Title
AWS re:Invent 2022 - Observability: Best practices for modern applications (COP344)
Summary
- Roland Barcia and Greg Apple presented on observability best practices for modern applications.
- Modern apps are more difficult to observe due to their distributed nature, use of various technologies, and microservices architecture.
- Observability should be considered a day zero problem, and modern apps should be built to be observed.
- The session covered four best practices:
- Navigating instrumentation options.
- Optimizing the cost of high cardinality.
- Reducing alarm fatigue.
- Avoiding dangling traces.
- AWS services have varying levels of support for tracing, and it's important to understand how to propagate traces across services.
- OpenTelemetry is recommended for metrics and traces, and other tools for logs until OpenTelemetry supports logs in GA.
- CloudWatch Embedded Metric Format can help manage high cardinality and cost.
- Synthetic testing, machine learning, and alarm correlation can reduce alarm fatigue.
- Instrumentation of code is necessary for tracing, and trace context must be passed across service boundaries to avoid dangling traces.
- The session included hands-on examples and demos.
Insights
- The shift from monolithic to microservices architecture has significantly increased the complexity of observability.
- Observability is not just about monitoring; it's about understanding the full lifecycle of logs, metrics, and traces within a system.
- The use of various AWS services (Lambda, ECS, EKS, ROSA) and technologies (containers, serverless functions) requires a nuanced approach to observability.
- AWS provides native services and support for popular open-source tools for observability, catering to different customer strategies.
- The AWS Distro for OpenTelemetry supports metrics and traces, and logs are expected to be supported in the future.

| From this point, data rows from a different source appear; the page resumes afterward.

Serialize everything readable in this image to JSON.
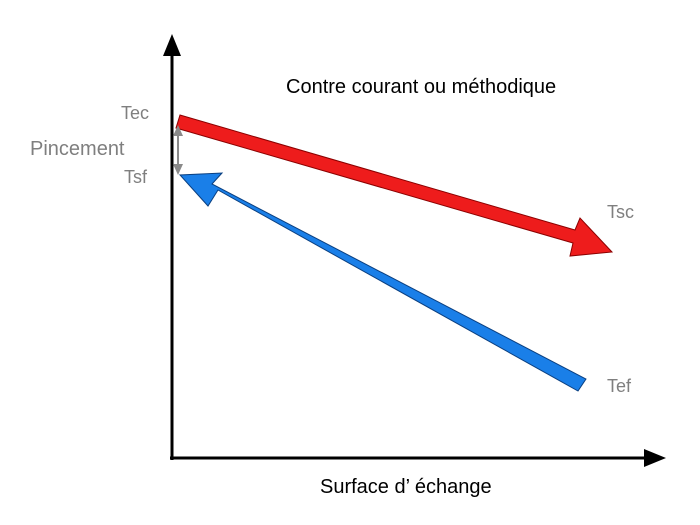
{
  "title": "Contre courant ou méthodique",
  "x_axis_label": "Surface d’ échange",
  "labels": {
    "hot_inlet": "Tec",
    "hot_outlet": "Tsc",
    "cold_inlet": "Tef",
    "cold_outlet": "Tsf",
    "pinch": "Pincement"
  },
  "colors": {
    "hot_stream": "#ee1c1c",
    "cold_stream": "#1a7fe8",
    "axis": "#000000",
    "label_gray": "#7f7f7f",
    "pinch_marker": "#8a8a8a"
  }
}
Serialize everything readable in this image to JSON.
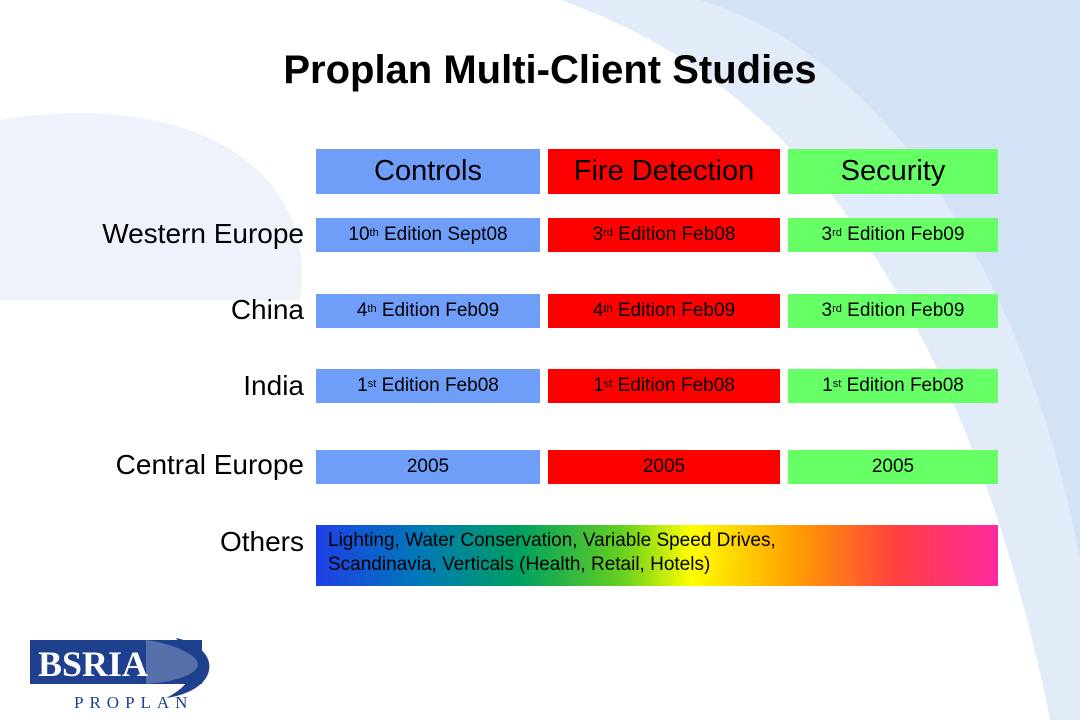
{
  "title": "Proplan Multi-Client Studies",
  "columns": [
    {
      "label": "Controls",
      "color": "#6f9ef9"
    },
    {
      "label": "Fire Detection",
      "color": "#ff0000"
    },
    {
      "label": "Security",
      "color": "#66ff66"
    }
  ],
  "rows": [
    {
      "label": "Western Europe",
      "cells": [
        {
          "num": "10",
          "sup": "th",
          "text": " Edition Sept08"
        },
        {
          "num": "3",
          "sup": "rd",
          "text": " Edition Feb08"
        },
        {
          "num": "3",
          "sup": "rd",
          "text": " Edition Feb09"
        }
      ]
    },
    {
      "label": "China",
      "cells": [
        {
          "num": "4",
          "sup": "th",
          "text": " Edition Feb09"
        },
        {
          "num": "4",
          "sup": "th",
          "text": " Edition Feb09"
        },
        {
          "num": "3",
          "sup": "rd",
          "text": " Edition Feb09"
        }
      ]
    },
    {
      "label": "India",
      "cells": [
        {
          "num": "1",
          "sup": "st",
          "text": " Edition Feb08"
        },
        {
          "num": "1",
          "sup": "st",
          "text": " Edition Feb08"
        },
        {
          "num": "1",
          "sup": "st",
          "text": " Edition Feb08"
        }
      ]
    },
    {
      "label": "Central Europe",
      "cells": [
        "2005",
        "2005",
        "2005"
      ]
    }
  ],
  "others": {
    "label": "Others",
    "line1": "Lighting, Water Conservation, Variable Speed Drives,",
    "line2": "Scandinavia, Verticals (Health, Retail, Hotels)"
  },
  "logo": {
    "name": "BSRIA",
    "sub": "PROPLAN",
    "color": "#1f3f8f"
  }
}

- CloudWatch Embedded Metric Format is a powerful feature for managing telemetry data efficiently and cost-effectively.
- Alarm management is crucial in modern applications to avoid alert fatigue and ensure that alarms are meaningful and actionable.
- Tracing is complex and requires careful planning to ensure end-to-end visibility, especially when dealing with services that do not natively support tracing.
- The session emphasized the shared responsibility model in AWS, where both AWS and customers must take part in the instrumentation for effective observability.
- The presenters provided resources such as workshops, GitHub pages, and skill builders for further learning and implementation of observability best practices.